Foto momen cahaya surgawi telah kami cetak. Kedua lembar foto itu kutancapkan dengan jarum pada sterofoam mading. Satu momen, dua sudut pandang yang berbeda. Kupandangi fotoku. Sebetulnya, bukan foto siluet sebatang pohon seperti ini yang ingin kutangkap. Tetapi, sebatang pohon cemara telanjang, luka, rengat tulang cokelatnya. Sementara itu, hampir tegak lurus dengan bumi, adalah gerbang langit yang terkuak di atasnya. Bukan seperti ini yang kumaksud.
“Jika saja ada selembar kain putih sebagai reflektor saat itu,” gumamku.
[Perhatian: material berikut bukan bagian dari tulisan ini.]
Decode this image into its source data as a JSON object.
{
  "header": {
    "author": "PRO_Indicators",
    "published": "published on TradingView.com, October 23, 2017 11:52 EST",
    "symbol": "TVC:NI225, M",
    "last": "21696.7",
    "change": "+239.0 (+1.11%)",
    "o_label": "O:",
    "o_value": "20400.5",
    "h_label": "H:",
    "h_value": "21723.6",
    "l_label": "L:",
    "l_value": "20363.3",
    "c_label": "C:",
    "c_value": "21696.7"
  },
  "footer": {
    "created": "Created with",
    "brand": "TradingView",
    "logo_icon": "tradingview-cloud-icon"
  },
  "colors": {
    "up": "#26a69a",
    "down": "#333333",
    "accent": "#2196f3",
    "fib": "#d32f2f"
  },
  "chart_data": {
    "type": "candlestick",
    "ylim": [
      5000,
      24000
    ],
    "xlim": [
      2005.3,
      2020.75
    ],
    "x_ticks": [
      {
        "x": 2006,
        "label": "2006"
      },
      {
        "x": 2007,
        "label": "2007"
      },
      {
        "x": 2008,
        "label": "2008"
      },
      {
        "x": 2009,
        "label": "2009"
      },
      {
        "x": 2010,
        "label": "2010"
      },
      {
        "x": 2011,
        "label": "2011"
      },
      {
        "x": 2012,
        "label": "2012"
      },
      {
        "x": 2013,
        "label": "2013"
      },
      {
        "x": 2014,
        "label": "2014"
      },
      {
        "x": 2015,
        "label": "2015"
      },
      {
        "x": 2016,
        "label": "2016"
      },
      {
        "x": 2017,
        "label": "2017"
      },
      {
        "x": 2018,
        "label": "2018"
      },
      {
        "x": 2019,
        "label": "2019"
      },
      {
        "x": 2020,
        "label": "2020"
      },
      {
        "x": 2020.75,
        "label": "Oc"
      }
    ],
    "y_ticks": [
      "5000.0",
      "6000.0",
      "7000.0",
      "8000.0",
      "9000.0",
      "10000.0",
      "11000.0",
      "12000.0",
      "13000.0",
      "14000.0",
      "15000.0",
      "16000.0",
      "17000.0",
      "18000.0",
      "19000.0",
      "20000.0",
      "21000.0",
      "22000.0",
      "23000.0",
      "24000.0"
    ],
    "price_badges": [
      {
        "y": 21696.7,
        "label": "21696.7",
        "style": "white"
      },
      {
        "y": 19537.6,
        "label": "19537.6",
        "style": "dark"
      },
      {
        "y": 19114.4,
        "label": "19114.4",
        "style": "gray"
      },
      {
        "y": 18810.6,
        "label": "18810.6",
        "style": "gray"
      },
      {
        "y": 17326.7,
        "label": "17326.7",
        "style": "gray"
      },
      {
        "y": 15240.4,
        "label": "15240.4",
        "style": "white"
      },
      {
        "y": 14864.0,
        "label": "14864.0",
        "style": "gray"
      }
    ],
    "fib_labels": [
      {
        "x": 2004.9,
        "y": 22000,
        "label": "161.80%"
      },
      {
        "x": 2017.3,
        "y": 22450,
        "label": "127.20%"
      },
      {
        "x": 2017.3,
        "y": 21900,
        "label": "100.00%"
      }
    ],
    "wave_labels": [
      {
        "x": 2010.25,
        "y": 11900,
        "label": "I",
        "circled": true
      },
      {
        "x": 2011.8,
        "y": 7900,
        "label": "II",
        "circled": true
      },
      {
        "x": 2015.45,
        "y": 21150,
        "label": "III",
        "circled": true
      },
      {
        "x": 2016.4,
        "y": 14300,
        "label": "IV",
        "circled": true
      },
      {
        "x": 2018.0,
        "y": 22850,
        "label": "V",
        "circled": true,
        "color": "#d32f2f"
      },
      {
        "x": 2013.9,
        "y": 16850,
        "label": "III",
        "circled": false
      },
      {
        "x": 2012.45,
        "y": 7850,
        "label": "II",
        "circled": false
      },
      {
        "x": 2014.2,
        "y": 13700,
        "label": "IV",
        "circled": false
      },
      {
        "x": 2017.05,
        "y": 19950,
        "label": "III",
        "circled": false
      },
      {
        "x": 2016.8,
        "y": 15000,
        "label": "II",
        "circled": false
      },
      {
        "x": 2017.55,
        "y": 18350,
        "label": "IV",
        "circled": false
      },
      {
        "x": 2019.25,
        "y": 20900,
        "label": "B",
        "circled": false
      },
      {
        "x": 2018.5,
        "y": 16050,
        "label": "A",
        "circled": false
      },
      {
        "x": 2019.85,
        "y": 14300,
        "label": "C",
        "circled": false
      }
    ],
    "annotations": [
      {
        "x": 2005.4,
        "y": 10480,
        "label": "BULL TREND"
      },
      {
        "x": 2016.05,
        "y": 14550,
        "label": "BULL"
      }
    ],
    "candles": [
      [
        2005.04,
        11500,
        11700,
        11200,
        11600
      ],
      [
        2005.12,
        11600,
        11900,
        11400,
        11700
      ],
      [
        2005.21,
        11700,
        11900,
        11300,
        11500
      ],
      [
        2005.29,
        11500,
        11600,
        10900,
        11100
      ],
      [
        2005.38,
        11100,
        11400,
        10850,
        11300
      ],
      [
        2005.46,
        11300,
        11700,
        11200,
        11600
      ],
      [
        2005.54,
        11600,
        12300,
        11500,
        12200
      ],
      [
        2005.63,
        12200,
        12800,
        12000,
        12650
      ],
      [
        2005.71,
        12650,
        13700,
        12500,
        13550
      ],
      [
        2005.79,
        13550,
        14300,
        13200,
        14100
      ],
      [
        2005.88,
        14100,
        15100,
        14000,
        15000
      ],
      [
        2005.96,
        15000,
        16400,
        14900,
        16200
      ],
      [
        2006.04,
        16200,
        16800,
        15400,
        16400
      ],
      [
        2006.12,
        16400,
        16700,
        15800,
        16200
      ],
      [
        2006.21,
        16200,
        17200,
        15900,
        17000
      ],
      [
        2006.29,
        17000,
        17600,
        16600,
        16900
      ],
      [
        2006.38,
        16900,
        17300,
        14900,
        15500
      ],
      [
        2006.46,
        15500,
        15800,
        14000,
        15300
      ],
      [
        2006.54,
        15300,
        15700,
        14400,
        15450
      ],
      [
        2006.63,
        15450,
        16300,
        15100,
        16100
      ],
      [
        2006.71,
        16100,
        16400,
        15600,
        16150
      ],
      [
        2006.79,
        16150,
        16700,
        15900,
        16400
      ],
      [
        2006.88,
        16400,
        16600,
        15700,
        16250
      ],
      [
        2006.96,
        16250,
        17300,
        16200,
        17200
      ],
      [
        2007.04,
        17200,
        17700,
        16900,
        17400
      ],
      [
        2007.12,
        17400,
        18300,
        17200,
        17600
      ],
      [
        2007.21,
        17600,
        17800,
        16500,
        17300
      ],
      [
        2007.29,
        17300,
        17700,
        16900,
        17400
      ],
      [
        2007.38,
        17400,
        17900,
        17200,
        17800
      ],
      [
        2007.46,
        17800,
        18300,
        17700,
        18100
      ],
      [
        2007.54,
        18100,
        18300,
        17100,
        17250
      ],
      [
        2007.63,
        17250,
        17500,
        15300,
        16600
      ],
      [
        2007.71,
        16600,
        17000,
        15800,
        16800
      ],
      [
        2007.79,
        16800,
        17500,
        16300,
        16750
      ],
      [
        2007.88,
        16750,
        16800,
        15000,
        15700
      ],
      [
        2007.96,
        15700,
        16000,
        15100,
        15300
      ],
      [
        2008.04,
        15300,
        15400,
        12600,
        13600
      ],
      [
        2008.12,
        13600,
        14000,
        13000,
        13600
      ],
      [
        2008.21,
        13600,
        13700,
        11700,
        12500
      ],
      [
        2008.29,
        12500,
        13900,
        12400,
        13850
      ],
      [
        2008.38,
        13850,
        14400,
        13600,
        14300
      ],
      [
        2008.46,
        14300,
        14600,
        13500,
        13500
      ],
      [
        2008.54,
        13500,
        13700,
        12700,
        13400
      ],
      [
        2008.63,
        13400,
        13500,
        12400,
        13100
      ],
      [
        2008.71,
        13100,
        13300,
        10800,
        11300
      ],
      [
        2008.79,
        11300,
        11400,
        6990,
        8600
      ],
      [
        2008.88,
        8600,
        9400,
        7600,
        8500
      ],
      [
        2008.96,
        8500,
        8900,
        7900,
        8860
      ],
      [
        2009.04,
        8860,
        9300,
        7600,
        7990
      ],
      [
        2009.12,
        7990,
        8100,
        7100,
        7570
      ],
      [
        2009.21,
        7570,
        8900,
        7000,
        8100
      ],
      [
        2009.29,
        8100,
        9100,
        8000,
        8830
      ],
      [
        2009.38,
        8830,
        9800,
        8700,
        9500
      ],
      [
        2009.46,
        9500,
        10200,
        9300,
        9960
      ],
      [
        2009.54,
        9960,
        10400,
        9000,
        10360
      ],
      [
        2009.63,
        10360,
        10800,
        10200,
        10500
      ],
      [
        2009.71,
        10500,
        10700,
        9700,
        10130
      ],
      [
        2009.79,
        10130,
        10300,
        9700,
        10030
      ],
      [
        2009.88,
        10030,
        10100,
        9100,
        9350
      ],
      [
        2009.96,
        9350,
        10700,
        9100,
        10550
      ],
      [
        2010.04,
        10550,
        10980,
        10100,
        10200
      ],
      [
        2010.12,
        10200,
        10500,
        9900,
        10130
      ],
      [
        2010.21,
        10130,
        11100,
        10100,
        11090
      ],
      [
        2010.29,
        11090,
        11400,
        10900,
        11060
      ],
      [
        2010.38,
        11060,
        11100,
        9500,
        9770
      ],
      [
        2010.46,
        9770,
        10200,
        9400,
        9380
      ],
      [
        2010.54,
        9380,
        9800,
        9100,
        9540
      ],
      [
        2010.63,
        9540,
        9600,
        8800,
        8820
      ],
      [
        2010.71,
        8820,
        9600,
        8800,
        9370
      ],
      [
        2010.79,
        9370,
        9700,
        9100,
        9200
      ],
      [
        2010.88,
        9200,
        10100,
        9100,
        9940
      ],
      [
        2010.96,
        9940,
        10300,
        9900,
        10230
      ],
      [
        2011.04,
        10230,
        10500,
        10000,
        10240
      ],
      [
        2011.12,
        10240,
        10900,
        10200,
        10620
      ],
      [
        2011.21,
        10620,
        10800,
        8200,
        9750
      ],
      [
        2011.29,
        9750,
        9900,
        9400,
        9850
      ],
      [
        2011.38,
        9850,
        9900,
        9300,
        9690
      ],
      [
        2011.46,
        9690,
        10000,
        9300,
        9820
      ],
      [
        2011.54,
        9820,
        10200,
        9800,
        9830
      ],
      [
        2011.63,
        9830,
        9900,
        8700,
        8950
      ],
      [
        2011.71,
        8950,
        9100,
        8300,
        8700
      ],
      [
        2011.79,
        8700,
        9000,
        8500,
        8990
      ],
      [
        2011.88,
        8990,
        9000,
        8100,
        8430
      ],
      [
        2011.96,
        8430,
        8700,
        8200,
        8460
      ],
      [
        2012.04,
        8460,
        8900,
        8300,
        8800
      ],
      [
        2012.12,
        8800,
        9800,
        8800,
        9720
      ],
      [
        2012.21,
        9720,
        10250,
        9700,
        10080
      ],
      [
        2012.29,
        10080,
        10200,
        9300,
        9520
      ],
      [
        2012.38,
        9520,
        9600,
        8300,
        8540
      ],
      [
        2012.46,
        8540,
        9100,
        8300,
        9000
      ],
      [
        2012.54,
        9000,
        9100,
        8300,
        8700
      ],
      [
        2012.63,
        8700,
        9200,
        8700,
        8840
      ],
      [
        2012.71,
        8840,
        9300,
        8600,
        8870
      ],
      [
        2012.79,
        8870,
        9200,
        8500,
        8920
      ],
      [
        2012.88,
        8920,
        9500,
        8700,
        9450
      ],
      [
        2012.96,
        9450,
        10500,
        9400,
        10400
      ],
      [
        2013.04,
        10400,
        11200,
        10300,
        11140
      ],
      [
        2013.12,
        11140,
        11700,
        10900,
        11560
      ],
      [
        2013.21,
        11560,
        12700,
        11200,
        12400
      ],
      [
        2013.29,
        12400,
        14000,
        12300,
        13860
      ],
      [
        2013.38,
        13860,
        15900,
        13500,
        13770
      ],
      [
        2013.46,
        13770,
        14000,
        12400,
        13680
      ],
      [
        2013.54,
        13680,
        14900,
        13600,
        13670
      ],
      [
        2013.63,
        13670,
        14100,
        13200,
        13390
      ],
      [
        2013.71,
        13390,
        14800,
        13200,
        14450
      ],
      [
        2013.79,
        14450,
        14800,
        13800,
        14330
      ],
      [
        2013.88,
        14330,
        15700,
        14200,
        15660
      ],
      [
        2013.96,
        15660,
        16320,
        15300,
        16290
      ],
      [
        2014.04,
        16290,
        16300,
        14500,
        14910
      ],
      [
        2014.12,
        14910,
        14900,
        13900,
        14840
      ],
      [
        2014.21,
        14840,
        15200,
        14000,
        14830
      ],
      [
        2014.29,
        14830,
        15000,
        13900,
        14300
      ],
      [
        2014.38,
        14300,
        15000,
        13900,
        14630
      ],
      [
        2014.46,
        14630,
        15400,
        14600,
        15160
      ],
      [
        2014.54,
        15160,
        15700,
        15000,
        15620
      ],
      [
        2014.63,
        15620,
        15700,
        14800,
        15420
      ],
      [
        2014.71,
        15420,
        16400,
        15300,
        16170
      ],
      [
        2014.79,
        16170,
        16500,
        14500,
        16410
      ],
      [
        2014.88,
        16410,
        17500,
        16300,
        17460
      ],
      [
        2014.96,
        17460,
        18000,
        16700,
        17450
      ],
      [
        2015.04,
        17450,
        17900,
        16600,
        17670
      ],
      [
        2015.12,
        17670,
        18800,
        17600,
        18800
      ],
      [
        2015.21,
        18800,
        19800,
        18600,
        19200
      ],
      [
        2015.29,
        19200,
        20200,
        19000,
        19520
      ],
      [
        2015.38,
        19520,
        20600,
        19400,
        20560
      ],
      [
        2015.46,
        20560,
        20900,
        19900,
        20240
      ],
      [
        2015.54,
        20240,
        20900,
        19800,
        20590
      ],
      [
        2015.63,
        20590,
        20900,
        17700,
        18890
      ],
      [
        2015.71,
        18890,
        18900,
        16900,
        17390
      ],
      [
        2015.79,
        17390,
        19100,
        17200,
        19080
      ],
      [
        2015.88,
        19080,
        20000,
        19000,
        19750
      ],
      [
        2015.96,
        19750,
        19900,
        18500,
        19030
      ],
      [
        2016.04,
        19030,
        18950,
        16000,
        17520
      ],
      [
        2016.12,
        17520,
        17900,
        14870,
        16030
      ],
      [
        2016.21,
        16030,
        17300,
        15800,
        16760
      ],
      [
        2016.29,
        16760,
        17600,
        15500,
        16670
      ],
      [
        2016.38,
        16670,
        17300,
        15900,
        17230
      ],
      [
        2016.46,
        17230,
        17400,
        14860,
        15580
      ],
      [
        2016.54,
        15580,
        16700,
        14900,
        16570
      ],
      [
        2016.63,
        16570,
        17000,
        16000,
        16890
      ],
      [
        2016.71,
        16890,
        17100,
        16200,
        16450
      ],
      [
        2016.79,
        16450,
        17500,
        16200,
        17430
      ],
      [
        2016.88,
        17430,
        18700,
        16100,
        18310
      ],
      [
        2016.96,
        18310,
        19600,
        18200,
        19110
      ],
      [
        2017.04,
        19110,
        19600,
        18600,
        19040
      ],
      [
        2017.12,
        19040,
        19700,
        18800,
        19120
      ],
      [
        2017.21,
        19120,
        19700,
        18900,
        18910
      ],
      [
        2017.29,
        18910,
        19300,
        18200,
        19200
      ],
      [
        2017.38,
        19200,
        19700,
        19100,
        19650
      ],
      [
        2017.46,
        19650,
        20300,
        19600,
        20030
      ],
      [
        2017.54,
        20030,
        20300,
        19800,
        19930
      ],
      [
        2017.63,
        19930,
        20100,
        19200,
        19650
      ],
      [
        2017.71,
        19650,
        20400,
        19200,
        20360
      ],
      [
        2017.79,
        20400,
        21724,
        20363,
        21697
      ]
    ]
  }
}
Orlan serius. Sebelah tangannya bersedekap, sebelahnya lagi menopang dagunya. Sembari memeras keningnya, ia kupas estetika foto itu dengan tatapan tajam. Sebuah emosi sunyi, sepi, sendiri lekat di foto itu. Di antara bentang padang rumput yang luas, sebatang cemara ranggas tegak berdiri. Pohon ia tempatkan sebelah kanan bawah. Dari sisi kiri atas, cahaya surgawi menyeruak, melimpahkan seluruh sinarnya hanya pada pohon itu. Seolah, hanya satu-satunya makhluk itu yang diilhami oleh kuasa langit. Komposisi sesuai rasio emas, menjadikannya pemandangan itu hidup dan dinamis.
“Fotomu sangar, Lan!”
Orlan mengelus-elus dagunya, lalu tangan itu mendarat, bersedekap sempurna.
“Belum!” Sejenak ia merangkum nafas, “Foto ini kurang impresif!”
Aku heran.
“Jika saja ini monochrome ...,” gumamnya.
Kali ini aku setuju. Foto hitam-putih memang dapat mendramatisasi lanskap.Terkesan lebih hening, lebih sepi lagi.
“Pernah kau lihat foto karya Ansel Adams, Lan?”
Secepat kilat, ia terperanjat, menoleh padaku yang berdiri di samping kanannya.
“Kau tahu tentang fotografer hitam-putih legendaris itu juga, Kin?!”
“Bagi petualang gunung dan pecinta fotografi, siapa yang tidak kenal penemu zone system itu, Lan? Dia seorang hero. Dengan foto-fotonya, ia selamatkan Yosemite National Valley dari eksploitasi.”
Sikutku melayang, menyikat lengannya. Sementara, ia sendiri menganga, kelopak matanya terbelalak. Kata-kataku itu sukses menyelinap ke gendang telinganya. Seakan ia tak percaya.
“Tapi, hanya sebatas teori yang masih kupelajari,” sambungku.
“Zone system itulah yang sebenarnya ingin kupecahkan, Kin! Kita sudah ketinggalan jauh dengan UKM lain. Lihat Format ITN itu, mereka berani meriset hal-hal baru. Mulai kamera pinhole dari bungkus rokok, hingga yang terakhir, teknik kuno cyanotype.” Orlan semangat bercerita, lalu ia mengangkat kedua tangannya sejajar bahunya, “Kita, Himafo, UKM fotografi tertua di Malang, apa yang sudah kita telurkan?”
“Itulah, sebabnya aku masuk Himafo, Lan! Ku kira, aku akan dapat ilmu banyak di sini.”
Kami berdua setuju untuk memulai riset zone system itu. Kami menenggelamkan diri dalam lautan buku. Di perpustakaan kampusnya, Orlan menyelediki buku apapun yang berkaitan dengan dunia fotografi. Aku mahasiswa luar, tak diperkenankan masuk, kami sepakat membagi tugas. Dan tugaskulah memilah dan memilih buku-buku rujukan dasar riset.
Tiga jam kami berburu buku. Bertumpuk-tumpuk buku disodorkan Orlan, berlembar-lembar yang kuperiksa. Buku yang kertasnya kecoklatan dan baunya apek memikatku. Fundamental of Photography, terbitan 1950. Memang tak termaktub zone system di sana, tetapi, kami temukan resep untuk membuat cairan untuk mencuci dan mencetak film hitam-putih yang tak dijual di negeri ini: Kodak D76.
Di internet, tak sulit menemukan intisari zone system. Maka, jika tiga buku karangan Ansel Adams: The Negative, The Print, dan The Camera dirangkum, jadilah expose for the shadow, develop for the highlight! Kurapalkan esensi ketiga kanon itu di luar kepala, bak lima mantera Pancasila. Di dalam markas Himafo, kami sering tukar pendapat.
“Berhari-hari kupelajari, aku masih belum paham konsep zone system ini, Kin!” Orlan kebingungan, sambil membawa buku yang kami cetak dari file pdf unduhan, dia menggaruki kepalanya.